My first day I woke up a little earlier than usual, got some coffee, read the newspaper and then went to work (and I wonder why some people call me a 90-year-old trapped in a 19-year-old’s body). I didn’t even write the first day. The second day, I wrote for fifteen minutes. The next, around twenty-five. Then for forty-five. Then for a whole hour. I progressively eased myself into a simple routine until it started to stick.
- I began to limit myself.
In the past whenever I would get the inspiration and drive to begin writing I would sit down for hours on end and wear myself out. I would go and go until I was mentally drained and physically tired.
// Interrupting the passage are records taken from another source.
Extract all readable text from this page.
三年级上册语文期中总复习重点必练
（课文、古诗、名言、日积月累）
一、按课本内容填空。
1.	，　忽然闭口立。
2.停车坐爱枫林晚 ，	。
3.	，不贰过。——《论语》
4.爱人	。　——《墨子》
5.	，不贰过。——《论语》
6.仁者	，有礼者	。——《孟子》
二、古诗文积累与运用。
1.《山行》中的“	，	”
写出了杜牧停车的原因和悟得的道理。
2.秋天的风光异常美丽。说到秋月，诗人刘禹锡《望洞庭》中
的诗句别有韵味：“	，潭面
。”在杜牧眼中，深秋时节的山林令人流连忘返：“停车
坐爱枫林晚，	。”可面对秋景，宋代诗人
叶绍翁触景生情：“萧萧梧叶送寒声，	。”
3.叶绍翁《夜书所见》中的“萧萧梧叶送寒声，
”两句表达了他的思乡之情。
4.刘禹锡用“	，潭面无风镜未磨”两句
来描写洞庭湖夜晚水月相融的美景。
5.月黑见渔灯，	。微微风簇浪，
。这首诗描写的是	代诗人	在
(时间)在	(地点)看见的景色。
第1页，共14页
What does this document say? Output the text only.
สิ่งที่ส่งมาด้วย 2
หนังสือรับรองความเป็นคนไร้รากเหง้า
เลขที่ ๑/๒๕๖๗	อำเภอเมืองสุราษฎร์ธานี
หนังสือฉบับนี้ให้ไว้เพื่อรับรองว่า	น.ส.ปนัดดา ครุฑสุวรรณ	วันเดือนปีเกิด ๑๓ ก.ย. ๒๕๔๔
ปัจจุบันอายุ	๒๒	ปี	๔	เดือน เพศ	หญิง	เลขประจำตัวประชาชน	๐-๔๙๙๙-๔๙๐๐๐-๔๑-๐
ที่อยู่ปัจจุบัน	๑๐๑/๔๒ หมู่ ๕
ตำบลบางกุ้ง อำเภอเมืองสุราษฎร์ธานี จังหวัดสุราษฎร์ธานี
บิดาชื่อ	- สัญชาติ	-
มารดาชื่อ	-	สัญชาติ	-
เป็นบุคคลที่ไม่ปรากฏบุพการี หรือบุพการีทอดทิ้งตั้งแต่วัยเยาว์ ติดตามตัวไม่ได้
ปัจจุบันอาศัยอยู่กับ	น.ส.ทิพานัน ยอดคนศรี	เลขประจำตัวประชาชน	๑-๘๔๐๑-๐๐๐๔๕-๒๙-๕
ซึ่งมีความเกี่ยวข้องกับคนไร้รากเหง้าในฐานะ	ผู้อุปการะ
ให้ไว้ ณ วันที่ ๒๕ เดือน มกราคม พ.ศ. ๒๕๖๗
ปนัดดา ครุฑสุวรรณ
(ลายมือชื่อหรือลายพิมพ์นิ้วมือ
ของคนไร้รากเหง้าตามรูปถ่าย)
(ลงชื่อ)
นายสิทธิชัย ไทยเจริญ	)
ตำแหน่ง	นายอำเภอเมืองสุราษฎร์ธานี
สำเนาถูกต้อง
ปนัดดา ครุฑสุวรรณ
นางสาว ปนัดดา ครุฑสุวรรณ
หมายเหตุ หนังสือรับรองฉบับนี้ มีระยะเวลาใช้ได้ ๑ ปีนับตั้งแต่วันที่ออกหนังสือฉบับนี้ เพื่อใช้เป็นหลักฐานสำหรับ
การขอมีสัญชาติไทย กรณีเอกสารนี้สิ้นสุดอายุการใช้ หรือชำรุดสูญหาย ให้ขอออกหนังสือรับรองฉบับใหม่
All the words were out. All the creativity was gone.
I didn’t realize this until recently, but I needed to stop that. When I first started this routine, I was forced to stop because I ran out of time and had to go to work. Now, even on days when I am free to write all morning – I force myself to stop. This leaves some ideas and creativity left over to build up my anticipation for tomorrow.
My transformation is pretty simple and unspectacular.
I used to try to write about things I really didn’t know. Now I write only what I do know.
I used to chain myself down with all these rules and how-to tips. Now I just focus on creating words that somewhat make sense.
I used to write until mental and creative exhaustion. Now I limit myself and leave some ideas for tomorrow.
But more than anything, first thought every morning is to simply wake up and write.